The fate of DNA Double-strand-breaks in plants

DNA double-strand break (DSB) repair is a complex process including DSB formation, processing of broken ends and repair. The fidelity of the reaction determines whether insertion-deletions (indels) are formed upon repair or whether the original DNA sequence is restored. DSBs repair failure can also lead to harmful chromosomal aberrations. Here we describe the fates of DNA DSBs in somatic tissues of plants. We analyzed hundreds of CRISPR-Cas targets and found a great diversity for editing efficiencies via NHEJ as measured by indel formation.
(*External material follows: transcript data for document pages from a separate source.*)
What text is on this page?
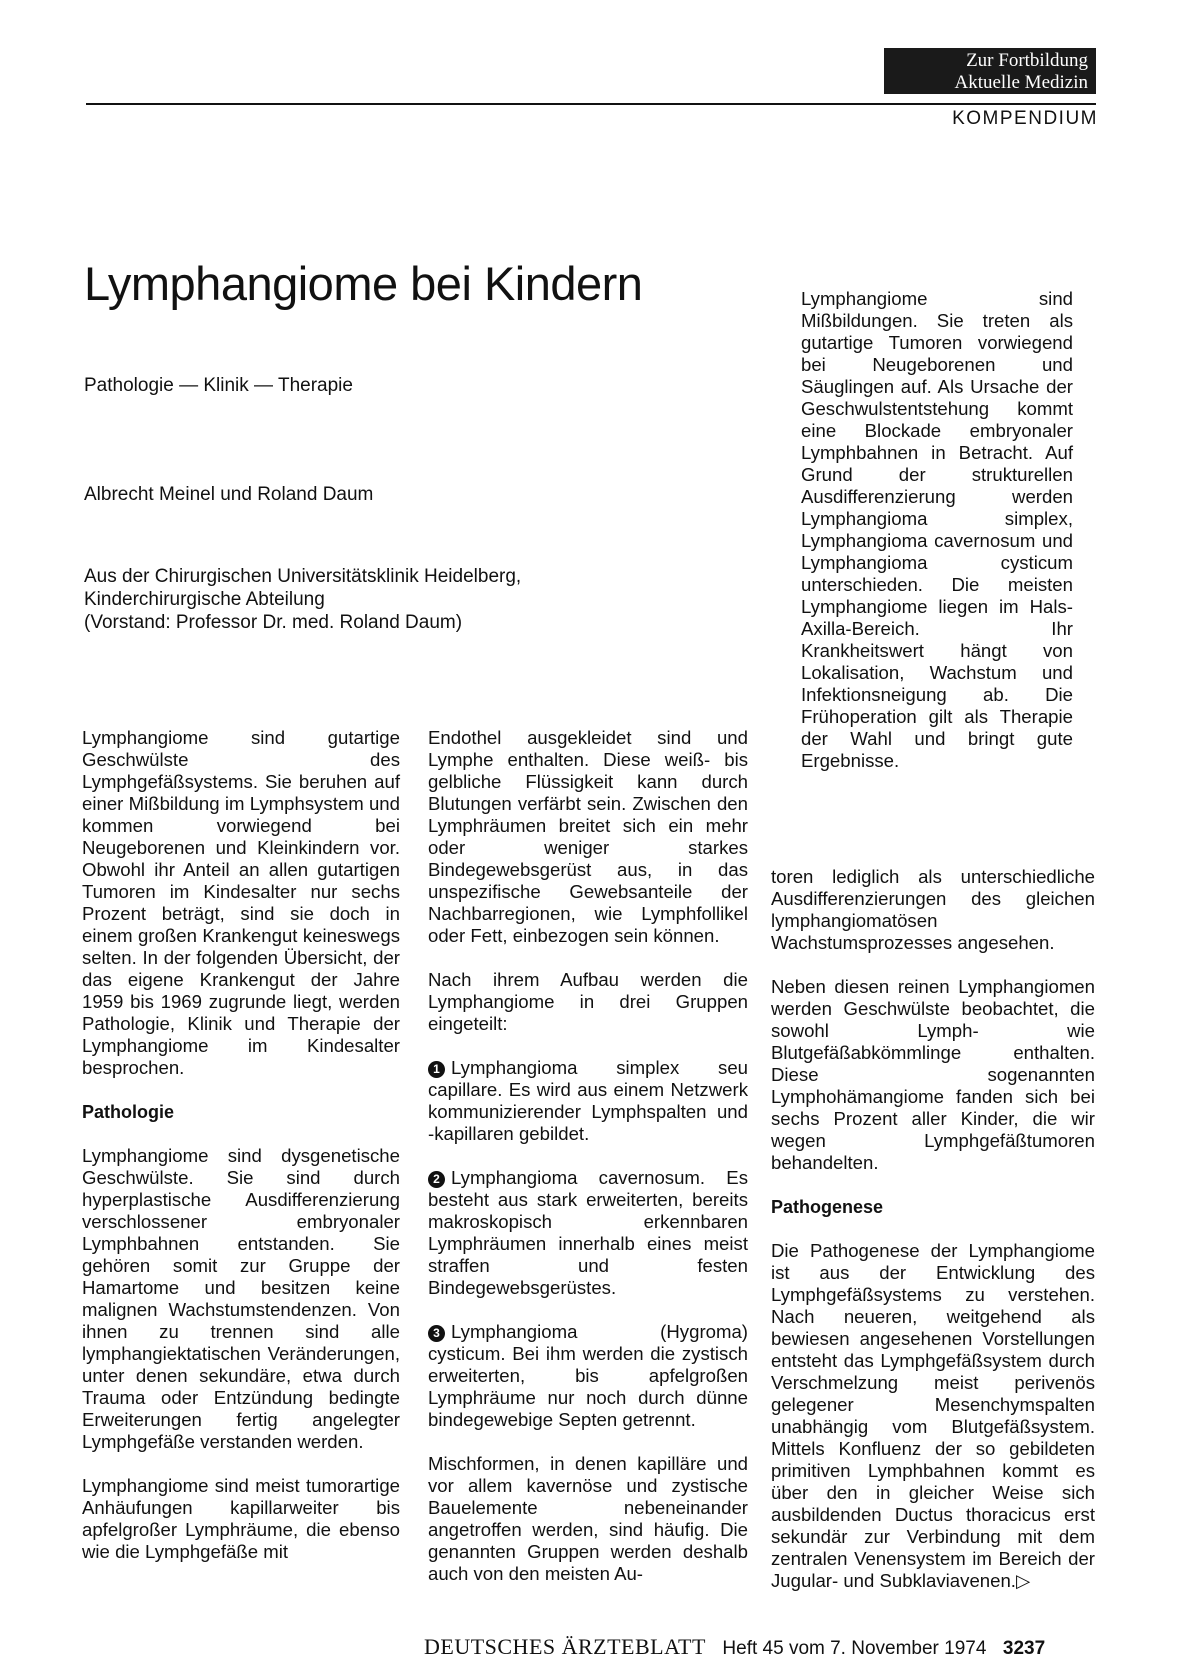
Zur Fortbildung
Aktuelle Medizin
KOMPENDIUM
Lymphangiome bei Kindern
Pathologie — Klinik — Therapie
Albrecht Meinel und Roland Daum
Aus der Chirurgischen Universitätsklinik Heidelberg,
Kinderchirurgische Abteilung
(Vorstand: Professor Dr. med. Roland Daum)
Lymphangiome sind Mißbildungen. Sie treten als gutartige Tumoren vorwiegend bei Neugeborenen und Säuglingen auf. Als Ursache der Geschwulstentstehung kommt eine Blockade embryonaler Lymphbahnen in Betracht. Auf Grund der strukturellen Ausdifferenzierung werden Lymphangioma simplex, Lymphangioma cavernosum und Lymphangioma cysticum unterschieden. Die meisten Lymphangiome liegen im Hals-Axilla-Bereich. Ihr Krankheitswert hängt von Lokalisation, Wachstum und Infektionsneigung ab. Die Frühoperation gilt als Therapie der Wahl und bringt gute Ergebnisse.

Lymphangiome sind gutartige Geschwülste des Lymphgefäßsystems. Sie beruhen auf einer Mißbildung im Lymphsystem und kommen vorwiegend bei Neugeborenen und Kleinkindern vor. Obwohl ihr Anteil an allen gutartigen Tumoren im Kindesalter nur sechs Prozent beträgt, sind sie doch in einem großen Krankengut keineswegs selten. In der folgenden Übersicht, der das eigene Krankengut der Jahre 1959 bis 1969 zugrunde liegt, werden Pathologie, Klinik und Therapie der Lymphangiome im Kindesalter besprochen.

Pathologie

Lymphangiome sind dysgenetische Geschwülste. Sie sind durch hyperplastische Ausdifferenzierung verschlossener embryonaler Lymphbahnen entstanden. Sie gehören somit zur Gruppe der Hamartome und besitzen keine malignen Wachstumstendenzen. Von ihnen zu trennen sind alle lymphangiektatischen Veränderungen, unter denen sekundäre, etwa durch Trauma oder Entzündung bedingte Erweiterungen fertig angelegter Lymphgefäße verstanden werden.

Lymphangiome sind meist tumorartige Anhäufungen kapillarweiter bis apfelgroßer Lymphräume, die ebenso wie die Lymphgefäße mit

Endothel ausgekleidet sind und Lymphe enthalten. Diese weiß- bis gelbliche Flüssigkeit kann durch Blutungen verfärbt sein. Zwischen den Lymphräumen breitet sich ein mehr oder weniger starkes Bindegewebsgerüst aus, in das unspezifische Gewebsanteile der Nachbarregionen, wie Lymphfollikel oder Fett, einbezogen sein können.

Nach ihrem Aufbau werden die Lymphangiome in drei Gruppen eingeteilt:

1 Lymphangioma simplex seu capillare. Es wird aus einem Netzwerk kommunizierender Lymphspalten und -kapillaren gebildet.

2 Lymphangioma cavernosum. Es besteht aus stark erweiterten, bereits makroskopisch erkennbaren Lymphräumen innerhalb eines meist straffen und festen Bindegewebsgerüstes.

3 Lymphangioma (Hygroma) cysticum. Bei ihm werden die zystisch erweiterten, bis apfelgroßen Lymphräume nur noch durch dünne bindegewebige Septen getrennt.

Mischformen, in denen kapilläre und vor allem kavernöse und zystische Bauelemente nebeneinander angetroffen werden, sind häufig. Die genannten Gruppen werden deshalb auch von den meisten Au-

toren lediglich als unterschiedliche Ausdifferenzierungen des gleichen lymphangiomatösen Wachstumsprozesses angesehen.

Neben diesen reinen Lymphangiomen werden Geschwülste beobachtet, die sowohl Lymph- wie Blutgefäßabkömmlinge enthalten. Diese sogenannten Lymphohämangiome fanden sich bei sechs Prozent aller Kinder, die wir wegen Lymphgefäßtumoren behandelten.

Pathogenese

Die Pathogenese der Lymphangiome ist aus der Entwicklung des Lymphgefäßsystems zu verstehen. Nach neueren, weitgehend als bewiesen angesehenen Vorstellungen entsteht das Lymphgefäßsystem durch Verschmelzung meist perivenös gelegener Mesenchymspalten unabhängig vom Blutgefäßsystem. Mittels Konfluenz der so gebildeten primitiven Lymphbahnen kommt es über den in gleicher Weise sich ausbildenden Ductus thoracicus erst sekundär zur Verbindung mit dem zentralen Venensystem im Bereich der Jugular- und Subklaviavenen.▷

DEUTSCHES ÄRZTEBLATT Heft 45 vom 7. November 1974 3237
A detailed repair kinetics analysis including characterization of repair intermediates at a few sites shows that editing efficiency can be affected by the rate of DSB induction and by precise versus error-prone repair. Repair via homologous recombination (HR) is considered as high-fidelity compared to NHEJ. Using different assays, in tomato and Arabidopsis, we show that gene conversion, one of the outcomes of HR-mediated repair, can account for up to 14% of the repair events. Crossover was a less frequent repair outcome. In addition, we could detect catastrophic events triggered by un-repaired DSBs such as chromosome loss, duplications and inversions that could be explained by induction of a breakage-fusion-bridge cycle, and reshuffling of large chromosomal segments that could be explained by chromothripsis. We discuss the genetic and epigenetic factors that might affect the DSB induction and repair process.